Predatory journals: A potential threat to the dissemination of validated knowledge in open science. Bocanegra-Valle, A.

Abstract

Predatory publishing practices have proliferated in the past years by 25% (Oermann et al., 2018) as a result of researchers’ pressure to publish or perish in international journals and, concurrently, the expansion of digital editorial practices and the global trend towards the open dissemination of science. In this context some publishers email flattering paper requests to scholars that offer prompt peer reviews and fast open-access publication.

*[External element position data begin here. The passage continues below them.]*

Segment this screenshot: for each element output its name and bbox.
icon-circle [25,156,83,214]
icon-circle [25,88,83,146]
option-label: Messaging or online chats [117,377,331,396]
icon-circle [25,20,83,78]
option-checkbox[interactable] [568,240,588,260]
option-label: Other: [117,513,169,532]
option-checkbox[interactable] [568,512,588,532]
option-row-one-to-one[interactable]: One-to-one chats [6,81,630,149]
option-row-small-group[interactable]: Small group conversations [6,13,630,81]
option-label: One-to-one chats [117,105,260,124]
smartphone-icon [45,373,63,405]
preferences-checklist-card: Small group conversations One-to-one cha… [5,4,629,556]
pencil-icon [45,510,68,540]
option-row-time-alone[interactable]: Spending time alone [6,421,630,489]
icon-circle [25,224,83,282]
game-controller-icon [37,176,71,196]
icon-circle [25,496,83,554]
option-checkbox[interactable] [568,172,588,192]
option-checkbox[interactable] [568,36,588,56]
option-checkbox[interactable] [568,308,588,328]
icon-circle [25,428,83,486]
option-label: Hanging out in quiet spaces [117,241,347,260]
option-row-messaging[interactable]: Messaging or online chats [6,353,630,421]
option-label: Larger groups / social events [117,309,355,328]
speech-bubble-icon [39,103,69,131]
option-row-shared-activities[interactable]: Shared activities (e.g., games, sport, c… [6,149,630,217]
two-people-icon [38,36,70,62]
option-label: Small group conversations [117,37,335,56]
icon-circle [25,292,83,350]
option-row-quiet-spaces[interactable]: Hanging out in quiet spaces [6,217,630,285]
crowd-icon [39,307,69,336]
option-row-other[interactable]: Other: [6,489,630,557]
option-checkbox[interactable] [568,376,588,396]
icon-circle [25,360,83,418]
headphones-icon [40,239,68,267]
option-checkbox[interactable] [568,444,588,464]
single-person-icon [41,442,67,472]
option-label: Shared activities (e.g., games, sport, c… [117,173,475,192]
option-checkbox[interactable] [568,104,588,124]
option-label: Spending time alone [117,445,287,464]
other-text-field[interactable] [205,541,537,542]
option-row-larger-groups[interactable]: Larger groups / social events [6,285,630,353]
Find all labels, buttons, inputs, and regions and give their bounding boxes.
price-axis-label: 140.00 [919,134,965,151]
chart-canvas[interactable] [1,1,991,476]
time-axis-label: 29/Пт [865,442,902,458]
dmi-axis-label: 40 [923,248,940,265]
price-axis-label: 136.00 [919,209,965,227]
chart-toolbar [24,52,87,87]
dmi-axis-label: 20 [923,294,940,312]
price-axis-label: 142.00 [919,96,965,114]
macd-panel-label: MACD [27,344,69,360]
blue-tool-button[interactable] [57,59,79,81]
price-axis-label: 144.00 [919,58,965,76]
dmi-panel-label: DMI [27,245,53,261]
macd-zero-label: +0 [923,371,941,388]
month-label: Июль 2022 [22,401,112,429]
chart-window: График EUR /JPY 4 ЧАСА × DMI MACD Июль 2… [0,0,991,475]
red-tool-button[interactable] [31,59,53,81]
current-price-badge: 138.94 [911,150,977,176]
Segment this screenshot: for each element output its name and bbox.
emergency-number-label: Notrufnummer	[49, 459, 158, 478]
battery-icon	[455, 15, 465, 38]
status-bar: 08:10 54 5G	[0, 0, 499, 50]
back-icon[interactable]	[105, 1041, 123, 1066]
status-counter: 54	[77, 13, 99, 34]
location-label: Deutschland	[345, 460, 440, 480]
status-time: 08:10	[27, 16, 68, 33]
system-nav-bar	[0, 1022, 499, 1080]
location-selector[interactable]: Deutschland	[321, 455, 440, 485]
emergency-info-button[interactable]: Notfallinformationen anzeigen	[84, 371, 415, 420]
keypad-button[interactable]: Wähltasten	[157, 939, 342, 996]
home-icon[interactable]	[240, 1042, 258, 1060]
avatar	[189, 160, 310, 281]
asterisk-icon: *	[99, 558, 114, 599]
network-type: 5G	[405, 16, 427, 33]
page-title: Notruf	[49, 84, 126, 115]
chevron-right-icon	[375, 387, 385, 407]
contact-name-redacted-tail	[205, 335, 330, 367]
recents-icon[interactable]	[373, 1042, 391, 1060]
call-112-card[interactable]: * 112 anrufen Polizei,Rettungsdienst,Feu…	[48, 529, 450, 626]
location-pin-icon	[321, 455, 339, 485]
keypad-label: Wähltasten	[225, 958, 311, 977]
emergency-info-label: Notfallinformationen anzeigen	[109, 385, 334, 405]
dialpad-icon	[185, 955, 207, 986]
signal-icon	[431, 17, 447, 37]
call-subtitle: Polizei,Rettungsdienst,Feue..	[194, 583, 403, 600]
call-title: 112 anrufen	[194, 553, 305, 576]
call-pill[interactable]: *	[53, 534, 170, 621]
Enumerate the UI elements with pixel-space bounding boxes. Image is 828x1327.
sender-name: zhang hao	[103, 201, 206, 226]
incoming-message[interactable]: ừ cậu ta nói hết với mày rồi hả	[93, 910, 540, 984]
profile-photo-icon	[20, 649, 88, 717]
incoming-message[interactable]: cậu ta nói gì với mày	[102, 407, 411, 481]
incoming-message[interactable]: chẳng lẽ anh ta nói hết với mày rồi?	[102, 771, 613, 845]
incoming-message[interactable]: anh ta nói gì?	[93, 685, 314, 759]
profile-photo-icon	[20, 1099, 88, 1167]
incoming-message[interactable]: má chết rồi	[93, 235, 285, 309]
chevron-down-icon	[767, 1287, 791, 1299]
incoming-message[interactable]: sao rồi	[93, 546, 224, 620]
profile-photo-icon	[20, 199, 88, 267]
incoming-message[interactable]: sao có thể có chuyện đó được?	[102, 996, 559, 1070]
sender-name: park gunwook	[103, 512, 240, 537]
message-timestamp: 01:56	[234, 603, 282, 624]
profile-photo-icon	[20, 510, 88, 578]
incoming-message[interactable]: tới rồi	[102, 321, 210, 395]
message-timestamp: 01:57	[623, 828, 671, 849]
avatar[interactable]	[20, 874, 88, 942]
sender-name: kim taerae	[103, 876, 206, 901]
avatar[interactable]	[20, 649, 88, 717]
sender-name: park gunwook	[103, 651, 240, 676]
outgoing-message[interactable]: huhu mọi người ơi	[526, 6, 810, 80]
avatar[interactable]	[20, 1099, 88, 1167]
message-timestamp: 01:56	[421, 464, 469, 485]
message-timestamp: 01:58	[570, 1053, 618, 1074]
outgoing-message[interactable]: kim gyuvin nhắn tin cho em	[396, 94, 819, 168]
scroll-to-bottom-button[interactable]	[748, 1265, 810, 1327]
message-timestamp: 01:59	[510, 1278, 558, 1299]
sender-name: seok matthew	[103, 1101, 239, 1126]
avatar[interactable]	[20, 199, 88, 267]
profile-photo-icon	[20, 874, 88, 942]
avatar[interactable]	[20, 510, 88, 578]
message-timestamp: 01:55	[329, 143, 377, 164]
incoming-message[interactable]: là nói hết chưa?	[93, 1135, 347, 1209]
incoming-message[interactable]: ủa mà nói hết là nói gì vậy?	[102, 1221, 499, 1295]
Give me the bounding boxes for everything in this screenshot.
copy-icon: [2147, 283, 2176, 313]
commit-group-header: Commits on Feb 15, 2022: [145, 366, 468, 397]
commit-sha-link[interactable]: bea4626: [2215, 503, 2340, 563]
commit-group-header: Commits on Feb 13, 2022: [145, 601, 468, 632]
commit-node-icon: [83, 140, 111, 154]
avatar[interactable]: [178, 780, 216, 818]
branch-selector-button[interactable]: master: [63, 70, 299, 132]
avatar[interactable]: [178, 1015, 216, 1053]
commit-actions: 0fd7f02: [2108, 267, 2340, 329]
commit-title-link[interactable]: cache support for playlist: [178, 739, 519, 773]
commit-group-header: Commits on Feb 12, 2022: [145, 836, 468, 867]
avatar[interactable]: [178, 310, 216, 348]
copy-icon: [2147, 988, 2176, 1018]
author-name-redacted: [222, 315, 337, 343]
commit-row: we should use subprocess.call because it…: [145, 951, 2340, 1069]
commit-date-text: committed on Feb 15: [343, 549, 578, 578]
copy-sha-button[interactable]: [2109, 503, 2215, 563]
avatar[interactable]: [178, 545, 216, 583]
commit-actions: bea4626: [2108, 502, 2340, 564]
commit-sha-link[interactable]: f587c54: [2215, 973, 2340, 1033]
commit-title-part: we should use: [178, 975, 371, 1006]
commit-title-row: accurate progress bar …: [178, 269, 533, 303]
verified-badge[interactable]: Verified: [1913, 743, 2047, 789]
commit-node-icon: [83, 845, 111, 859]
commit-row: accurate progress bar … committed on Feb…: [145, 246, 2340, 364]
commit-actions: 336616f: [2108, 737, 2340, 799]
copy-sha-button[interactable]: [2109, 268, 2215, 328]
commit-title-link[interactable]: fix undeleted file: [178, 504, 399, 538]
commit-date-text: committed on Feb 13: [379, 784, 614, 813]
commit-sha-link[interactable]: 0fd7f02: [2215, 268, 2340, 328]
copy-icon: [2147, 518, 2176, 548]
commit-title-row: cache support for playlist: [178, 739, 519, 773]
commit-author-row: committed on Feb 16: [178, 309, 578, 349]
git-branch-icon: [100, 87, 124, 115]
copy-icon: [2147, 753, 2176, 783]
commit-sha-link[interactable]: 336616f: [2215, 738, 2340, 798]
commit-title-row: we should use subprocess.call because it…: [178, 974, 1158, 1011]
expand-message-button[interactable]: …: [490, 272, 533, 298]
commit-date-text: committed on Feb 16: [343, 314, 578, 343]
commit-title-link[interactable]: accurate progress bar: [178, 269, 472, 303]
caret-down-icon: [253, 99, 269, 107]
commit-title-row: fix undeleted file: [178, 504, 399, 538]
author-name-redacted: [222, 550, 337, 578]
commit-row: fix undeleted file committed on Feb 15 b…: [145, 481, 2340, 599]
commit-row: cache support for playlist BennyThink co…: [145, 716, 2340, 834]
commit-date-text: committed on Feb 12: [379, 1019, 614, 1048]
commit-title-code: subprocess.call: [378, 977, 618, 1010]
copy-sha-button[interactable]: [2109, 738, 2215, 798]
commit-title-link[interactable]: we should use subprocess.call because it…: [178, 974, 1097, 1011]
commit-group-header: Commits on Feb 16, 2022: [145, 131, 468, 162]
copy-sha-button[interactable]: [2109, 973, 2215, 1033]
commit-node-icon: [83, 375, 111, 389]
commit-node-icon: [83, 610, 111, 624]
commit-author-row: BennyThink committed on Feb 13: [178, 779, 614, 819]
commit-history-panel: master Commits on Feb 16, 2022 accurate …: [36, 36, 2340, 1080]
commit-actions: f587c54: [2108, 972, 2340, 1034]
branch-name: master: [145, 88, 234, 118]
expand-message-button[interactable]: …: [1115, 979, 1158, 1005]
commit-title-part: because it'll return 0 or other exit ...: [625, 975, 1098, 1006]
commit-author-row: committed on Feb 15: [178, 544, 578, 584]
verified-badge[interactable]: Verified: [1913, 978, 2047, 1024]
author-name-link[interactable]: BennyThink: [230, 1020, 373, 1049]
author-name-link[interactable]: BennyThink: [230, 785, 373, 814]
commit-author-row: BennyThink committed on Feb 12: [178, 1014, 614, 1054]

These publishers have been labelled as “predatory”, “illegitimate” or “fake” because they exploit the author-pays model (gold open access) for their own profit with no intention of providing the expected editorial services in return (Beall, 2012; Fazel & Hartse, 2020; Soler & Cooper, 2019). Using qualitative analytical methods and a corpus of 50 unsolicited email messages sent by predatory publishers and collected during the past two years together with their respective websites, this study sets out to investigate the main themes that prevail in predatory publishing to generate interest and convince authors for submitting their work. It also critically assesses deceptive editorial practices that may flout mainstream academic publication standards. These two datasets were iteratively coded and qualitatively analysed by means of NVivo 11 Pro. Target elements as documented in current literature were first identified and then organised into broad themes that were coded into initial nodes and later grouped into related categories, yielding three main themes and sixteen subthemes. Broadly, the findings show that (i) predatory discourse overuses boastful language and relies on self-promotional explicit references to high quality in order to persuade authors; and (ii) indicators (like deceptive bibliometrics or counterfeit titles) act as “hooks” to achieve their predatory aims. Lastly, implications of how predatory journals contribute to the dissemination of non-validated knowledge in academia and their impact on scholars aiming for visibility in academia will also be discussed.